Governors from Elgeyo Marakwet, Baringo and West Pokot on Tuesday claimed that the worsening insecurity in Kerio Valley was a well-oiled syndicate involving wealthy individuals.

Elgeyo Marakwet Governor Wesley Rotich, Simon Kachapin (West Pokot) and Benjamin Cheboi (Baringo) fell short of naming an alleged cartel in the banditry menace.

They said they wanted a rogue individual involved in the region’s cattle theft syndicate arrested.

The governors claimed powerful individuals in the syndicate were well-known but no one was taking action against them.

The county chiefs have since launched mandatory livestock branding exercises aimed at identifying cattle to ease recovery after theft.

But they said it was frustrating that their peace efforts were unsuccessful in restoring calm in troubled Kerio Valley.

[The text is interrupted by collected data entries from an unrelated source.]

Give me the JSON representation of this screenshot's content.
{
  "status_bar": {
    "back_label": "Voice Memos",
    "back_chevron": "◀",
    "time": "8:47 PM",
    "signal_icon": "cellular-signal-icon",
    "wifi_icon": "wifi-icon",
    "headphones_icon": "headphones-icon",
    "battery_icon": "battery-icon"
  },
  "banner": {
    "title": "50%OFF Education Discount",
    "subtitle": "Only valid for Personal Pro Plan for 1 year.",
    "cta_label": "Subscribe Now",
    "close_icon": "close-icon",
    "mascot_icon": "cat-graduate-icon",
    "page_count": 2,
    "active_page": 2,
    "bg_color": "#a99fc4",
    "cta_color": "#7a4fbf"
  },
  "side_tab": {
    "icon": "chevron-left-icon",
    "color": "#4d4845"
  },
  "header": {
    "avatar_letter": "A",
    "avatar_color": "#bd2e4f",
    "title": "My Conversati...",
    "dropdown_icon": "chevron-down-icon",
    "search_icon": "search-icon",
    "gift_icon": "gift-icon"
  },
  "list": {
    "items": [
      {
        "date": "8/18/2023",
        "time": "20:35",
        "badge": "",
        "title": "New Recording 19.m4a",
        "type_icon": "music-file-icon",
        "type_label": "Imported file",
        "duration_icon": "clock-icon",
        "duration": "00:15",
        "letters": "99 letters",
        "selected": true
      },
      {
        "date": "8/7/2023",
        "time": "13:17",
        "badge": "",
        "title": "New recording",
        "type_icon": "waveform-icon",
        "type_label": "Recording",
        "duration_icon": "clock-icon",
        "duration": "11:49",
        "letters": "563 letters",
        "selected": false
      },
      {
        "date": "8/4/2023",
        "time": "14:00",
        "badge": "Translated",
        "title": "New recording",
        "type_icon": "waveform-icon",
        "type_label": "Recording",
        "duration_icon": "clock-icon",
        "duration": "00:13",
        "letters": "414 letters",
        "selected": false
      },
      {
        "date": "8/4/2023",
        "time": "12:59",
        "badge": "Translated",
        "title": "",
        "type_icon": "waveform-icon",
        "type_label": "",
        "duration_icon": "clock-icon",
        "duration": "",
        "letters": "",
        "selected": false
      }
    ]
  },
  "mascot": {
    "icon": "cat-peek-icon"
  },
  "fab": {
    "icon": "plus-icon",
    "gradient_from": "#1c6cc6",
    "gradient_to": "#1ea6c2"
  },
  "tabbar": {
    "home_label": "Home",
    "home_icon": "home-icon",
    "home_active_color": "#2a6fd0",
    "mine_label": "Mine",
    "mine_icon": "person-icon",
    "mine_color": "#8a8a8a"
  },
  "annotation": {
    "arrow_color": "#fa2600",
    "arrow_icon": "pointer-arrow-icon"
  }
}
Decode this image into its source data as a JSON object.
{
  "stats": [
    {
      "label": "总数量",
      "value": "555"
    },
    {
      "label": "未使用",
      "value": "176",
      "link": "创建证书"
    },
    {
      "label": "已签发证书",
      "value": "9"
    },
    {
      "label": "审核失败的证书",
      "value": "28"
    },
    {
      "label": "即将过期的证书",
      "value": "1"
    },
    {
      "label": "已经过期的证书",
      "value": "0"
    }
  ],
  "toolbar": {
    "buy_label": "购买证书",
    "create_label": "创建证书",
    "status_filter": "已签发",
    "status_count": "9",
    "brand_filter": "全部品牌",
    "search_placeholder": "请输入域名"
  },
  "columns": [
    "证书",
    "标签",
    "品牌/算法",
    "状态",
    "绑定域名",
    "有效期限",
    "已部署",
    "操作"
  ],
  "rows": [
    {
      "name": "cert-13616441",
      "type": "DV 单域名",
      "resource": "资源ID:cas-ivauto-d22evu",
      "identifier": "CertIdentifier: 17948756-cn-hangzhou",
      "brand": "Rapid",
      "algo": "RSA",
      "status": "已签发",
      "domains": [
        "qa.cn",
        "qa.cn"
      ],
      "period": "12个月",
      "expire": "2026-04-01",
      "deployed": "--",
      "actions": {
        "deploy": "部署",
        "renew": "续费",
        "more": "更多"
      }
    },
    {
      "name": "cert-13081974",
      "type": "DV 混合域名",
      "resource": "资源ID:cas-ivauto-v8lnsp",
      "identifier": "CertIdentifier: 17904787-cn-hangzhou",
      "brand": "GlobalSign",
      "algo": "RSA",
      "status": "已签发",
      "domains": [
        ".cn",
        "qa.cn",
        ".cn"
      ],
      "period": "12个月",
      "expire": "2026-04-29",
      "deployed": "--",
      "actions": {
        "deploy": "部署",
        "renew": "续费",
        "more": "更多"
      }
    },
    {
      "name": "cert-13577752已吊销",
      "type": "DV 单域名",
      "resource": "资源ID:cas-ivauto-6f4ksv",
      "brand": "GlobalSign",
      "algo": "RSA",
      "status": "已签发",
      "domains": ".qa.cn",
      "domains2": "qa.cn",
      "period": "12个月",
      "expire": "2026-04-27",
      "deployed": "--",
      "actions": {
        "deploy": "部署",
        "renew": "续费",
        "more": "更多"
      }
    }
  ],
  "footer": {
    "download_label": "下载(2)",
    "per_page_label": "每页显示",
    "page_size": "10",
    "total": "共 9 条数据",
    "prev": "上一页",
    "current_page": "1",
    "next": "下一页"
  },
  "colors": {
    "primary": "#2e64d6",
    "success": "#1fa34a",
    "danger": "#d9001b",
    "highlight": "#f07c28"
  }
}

According to the governors, banditry continues unabated across the three counties because of failure by security agents to apprehend well-known masterminds.

The livestock branding, the governors said, was their last-ditch attempt to contain banditry in the volatile region.

“We ask the Ministry of Interior and Inspector General of Police to ensure that all criminals killing innocent people and sabotaging development are arrested, charged, and jailed,” Cheboi said.

A woman shot dead five days ago in Endo, Marakwet East is the latest victim of the bloodletting.

IG of Police Japheth Koome, who was in Baringo on Tuesday, ordered a crackdown on the bandits.